Ten years ago, my English 101 professor, Dr. L, told our class that instead of our regular classroom, our last class before Thanksgiving would be meet in the Appalachian Center, a beautiful old house on the Carson-Newman College campus. "I'll bring my guitar," Dr. L said, "Billy can bring his djembe, and Bethany will bring her dulcimer. Instead of rushing through another essay, we'll celebrate Thanksgiving with music."
We made a funny ensemble -- one guitarist, one drummer, a damsel with a dulcimer, and a dozen Baptist-college freshmen. We sang hymns, mostly: "Blest Be the Tie that Binds," "Come Thou Fount of Every Blessing," "For the Beauty of the Earth," "Amazing Grace," and others. I missed more than a few notes, but in the chorus of voices and drum-beats and guitar-strings, my mistakes didn't ruin the song or lead anyone astray. I remembered all my high-school years in choir, the delight of letting my single voice dwell in a much greater sound than I could produce alone.
Unfortunately, that Thanksgiving sing-along was a unique event. My friends and I did plenty of singing in college--especially on long road trips--but in the years since I have hardly played at all.
I always look back on that first college semester fondly, for it was full of so many things I spent my adolescence praying for: rigorous academics, adventures in the mountains, a group of friends, and, of course, sing-alongs. I do not exaggerate to say that in stepping onto campus at eighteen, I found myself in the sort of place I thought only existed in my daydreams. For a short time, my dulcimer was part of that ponderous and lovely incarnation.

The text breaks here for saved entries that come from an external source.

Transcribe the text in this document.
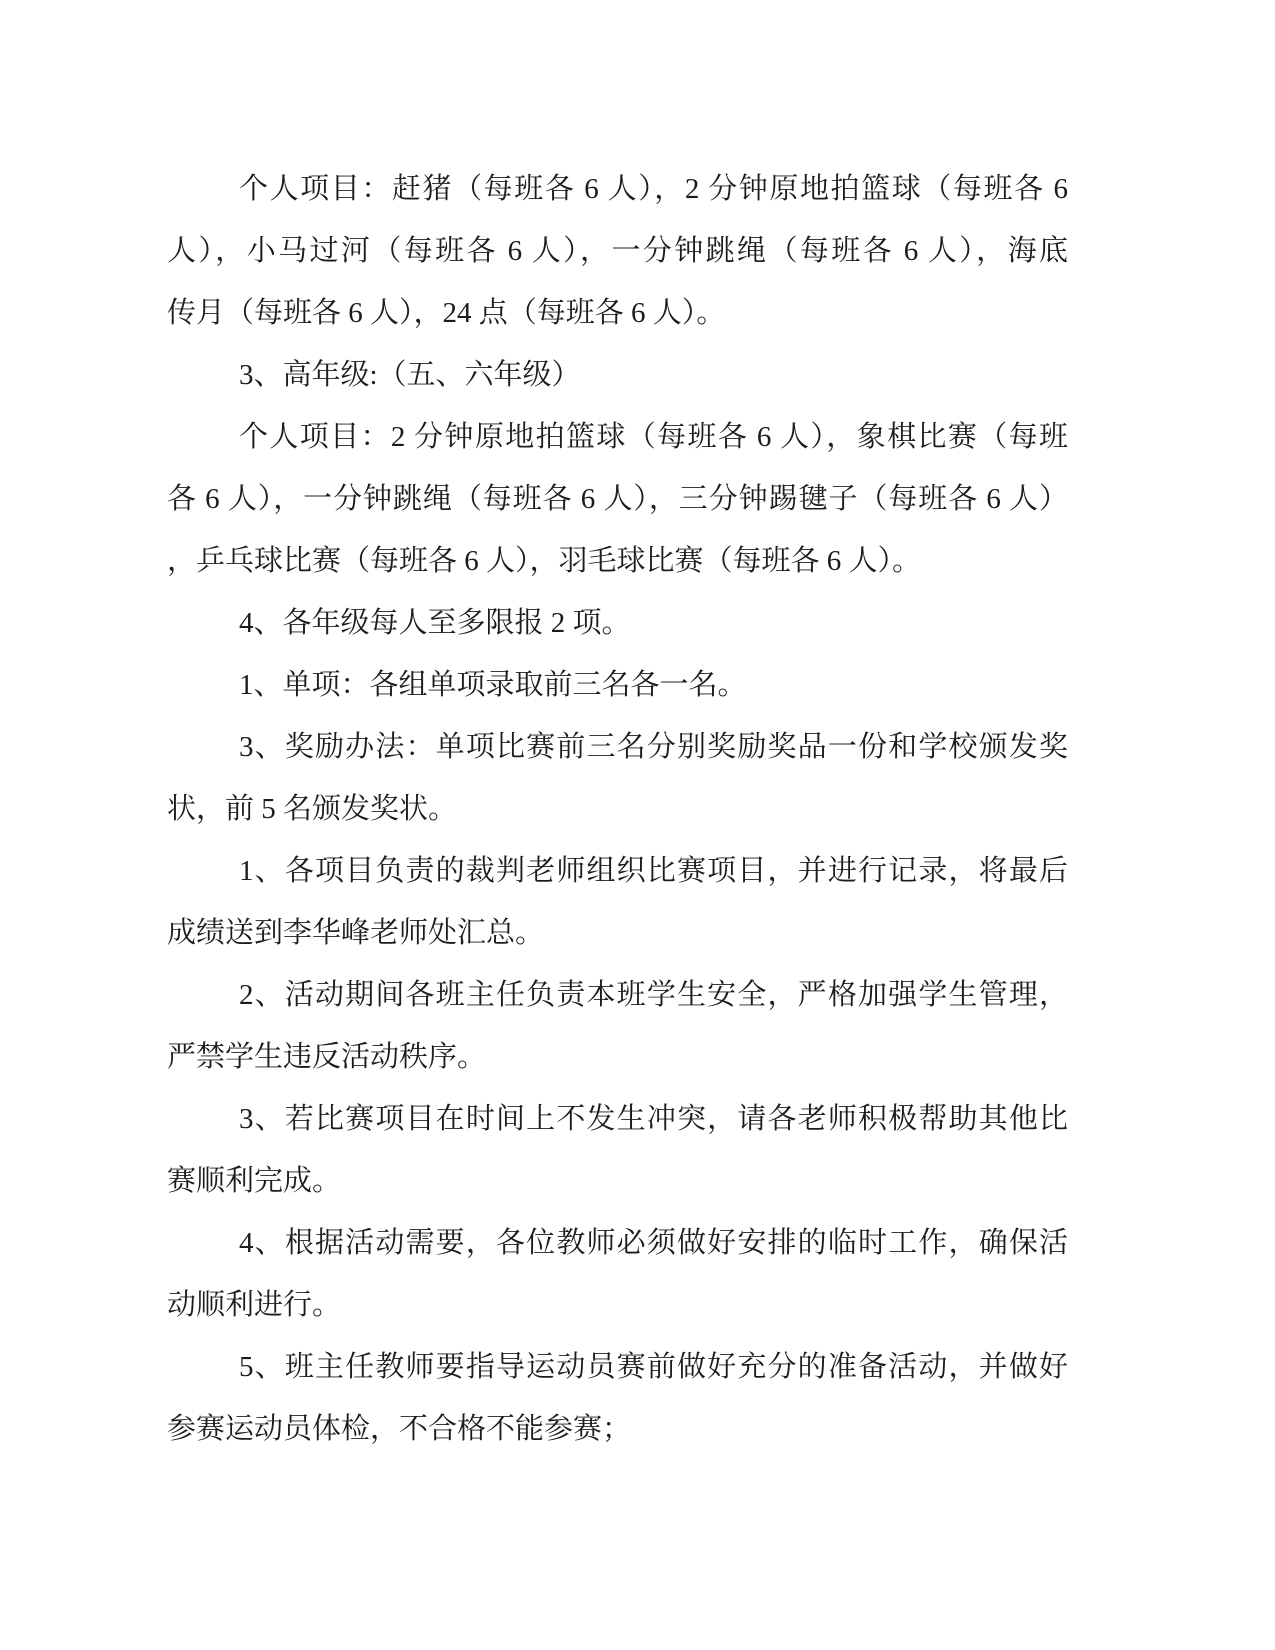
个人项目：赶猪（每班各 6 人），2 分钟原地拍篮球（每班各 6
人），小马过河（每班各 6 人），一分钟跳绳（每班各 6 人），海底
传月（每班各 6 人），24 点（每班各 6 人）。
3、高年级:（五、六年级）
个人项目：2 分钟原地拍篮球（每班各 6 人），象棋比赛（每班
各 6 人），一分钟跳绳（每班各 6 人），三分钟踢毽子（每班各 6 人）
，乒乓球比赛（每班各 6 人），羽毛球比赛（每班各 6 人）。
4、各年级每人至多限报 2 项。
1、单项：各组单项录取前三名各一名。
3、奖励办法：单项比赛前三名分别奖励奖品一份和学校颁发奖
状，前 5 名颁发奖状。
1、各项目负责的裁判老师组织比赛项目，并进行记录，将最后
成绩送到李华峰老师处汇总。
2、活动期间各班主任负责本班学生安全，严格加强学生管理，
严禁学生违反活动秩序。
3、若比赛项目在时间上不发生冲突，请各老师积极帮助其他比
赛顺利完成。
4、根据活动需要，各位教师必须做好安排的临时工作，确保活
动顺利进行。
5、班主任教师要指导运动员赛前做好充分的准备活动，并做好
参赛运动员体检，不合格不能参赛；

Indeed, for most of the time I have owned my dulcimer, I have felt more guilt than enthusiasm when I think about it. Once every year or two I will buy a new book of music to prod me to practice, but these resolutions haven't lasted long. I like music, and sang in choirs for years, but my other pursuits--writing, knitting, baking--not only bring more immediate gratification, but also come more easily to me.

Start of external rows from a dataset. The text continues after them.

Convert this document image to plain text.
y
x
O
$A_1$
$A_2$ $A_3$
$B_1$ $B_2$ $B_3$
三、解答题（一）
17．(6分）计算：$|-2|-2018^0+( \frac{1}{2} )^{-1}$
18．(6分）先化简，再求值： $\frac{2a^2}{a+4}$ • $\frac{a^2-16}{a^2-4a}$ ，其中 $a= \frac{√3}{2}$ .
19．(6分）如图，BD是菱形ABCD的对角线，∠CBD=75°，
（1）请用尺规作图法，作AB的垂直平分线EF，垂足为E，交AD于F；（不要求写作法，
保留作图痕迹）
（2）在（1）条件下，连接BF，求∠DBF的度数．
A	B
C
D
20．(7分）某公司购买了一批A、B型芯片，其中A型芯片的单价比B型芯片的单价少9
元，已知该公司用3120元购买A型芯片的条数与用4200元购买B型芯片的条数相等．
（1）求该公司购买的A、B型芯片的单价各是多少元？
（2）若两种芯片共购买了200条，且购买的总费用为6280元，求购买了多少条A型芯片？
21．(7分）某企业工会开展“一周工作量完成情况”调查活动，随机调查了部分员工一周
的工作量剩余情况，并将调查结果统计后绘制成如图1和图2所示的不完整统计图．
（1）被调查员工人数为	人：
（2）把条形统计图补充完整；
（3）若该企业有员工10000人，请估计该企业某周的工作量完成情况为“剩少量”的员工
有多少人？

You might wonder, then, why I haven't simply sold the dulcimer and removed the object of so much guilt. I have enough interesting (even eccentric) hobbies that I don't need the dulcimer to keep me busy or provide a topic for dinner conversation. Even so, I cannot bring myself to give it up. That Thanksgiving sing-along still haunts me with hope--hope that one day my imperfect notes will find a home again within the singing of my friends.
Tonight I tuned my hammered dulcimer for the first time in years. Tomorrow I have a chance to meet with some new friends interested in playing music together, and although I am ashamed at how much I've forgotten, I'm hopeful. I may never be able to play as well as the musician in this video, but tonight, tuning my dulcimer was my of affirming that the world of late-November hymn-sings, the world of discourse-giving-way-music, the world of abandon-the-rushing-for-the beautiful, that this world exists in more than memory.